Toutes les structures privées qui reçoivent du public, magasins, aéroports, grandes et moins grandes entreprises, salles de spectacles, tous les organisateurs d'événements privés doivent renforcer leur sécurité et engager au plus vite des dépenses à cette fin.
Du coté de la technologie, il y a les portiques de sécurité, les systèmes d'alarmes, les caméras de surveillance, les générateurs de fumée opaque. Ces systèmes, quasiment absents en France, sont en place depuis longtemps dans la plupart des pays plus « sécuritaires ».

Du coté des ressources humaines, la menace terroriste nécessite beaucoup de patrouilles et de gardes fixes et ce n'est pas la vocation des forces de police et encore moins celle de l'armée Française de patrouiller dans les centres commerciaux ou de garder les salles de spectacles privées.

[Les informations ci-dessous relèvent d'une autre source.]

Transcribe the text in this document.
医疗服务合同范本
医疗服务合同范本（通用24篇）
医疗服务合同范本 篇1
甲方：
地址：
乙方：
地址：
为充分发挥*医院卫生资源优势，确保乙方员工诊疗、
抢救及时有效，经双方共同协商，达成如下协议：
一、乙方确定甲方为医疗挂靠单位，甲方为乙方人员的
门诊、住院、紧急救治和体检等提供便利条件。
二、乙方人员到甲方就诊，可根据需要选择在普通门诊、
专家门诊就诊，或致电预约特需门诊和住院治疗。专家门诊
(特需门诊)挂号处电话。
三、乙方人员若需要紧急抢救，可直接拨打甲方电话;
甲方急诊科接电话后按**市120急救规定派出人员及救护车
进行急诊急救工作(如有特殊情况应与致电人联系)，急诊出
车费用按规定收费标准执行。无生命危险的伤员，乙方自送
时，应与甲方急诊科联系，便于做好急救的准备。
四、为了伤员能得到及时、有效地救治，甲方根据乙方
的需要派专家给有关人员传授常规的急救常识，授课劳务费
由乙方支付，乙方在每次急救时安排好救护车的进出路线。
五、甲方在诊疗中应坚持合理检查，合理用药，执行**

Une méfiance à l'égard de la sécurité privée

En France les équipes de sécurité privée sont mal équipées, sous-dimensionnées par rapport aux enjeux, mal préparées. Une enquête ad-hoc du Ministère de l'Intérieur comptait 143 000 agents privés en 2011, comparé aux 242 000 policiers et gendarmes. Seuls 3% des effectif privés avaient le statut cadre. Les raisons sont multiples, la principale étant la méfiance du public vers tout ce qui est sécurité privée, et la protection du monopole des forces de sécurité publique nationale, y compris envers la police municipale.

L'interdiction du port d'armes pour des professionnels en charge de la protection de la vie des autres est emblématique de ce monopole. Il est bien normal que cette profession soit strictement réglementée mais il peut être intéressant de la développer dans le contexte actuel pour bénéficier rapidement de nouveaux effectifs et de compétences existantes.

Rediriger les dépenses là où elles sont utiles

La sécurité publique et la sécurité privée ont un coût. Si le coût du premier service est caché dans la masse des dépenses publiques, le second est transparent et pourrait être en partie assumé par ses bénéficiaires. Cela provoquerait automatiquement une augmentation du coût sécuritaire des activités marchandes attirant du public et du prix du service ou de la prestation de divertissement offerte. Une partie du surcoût sera vraisemblablement reportée sur le consommateur ou le spectateur, ce qui pourrait entraîner des fermetures.

Mais ainsi, les ressources de la société seraient redirigées là où elles sont actuellement nécessaires dans notre contexte de guerre contre la terreur.
Les pays comme Israël ou l'Afrique du Sud qui affrontent depuis longtemps un gros défi sécuritaire ont ainsi délégué au privé une partie de la prise en charge de leur propre sécurité. Israël a développé et fait déployé par les compagnies aériennes nationales un système de défense anti-missile sur leurs avions de ligne, après une première attaque de terroristes dotés de missiles sol-air.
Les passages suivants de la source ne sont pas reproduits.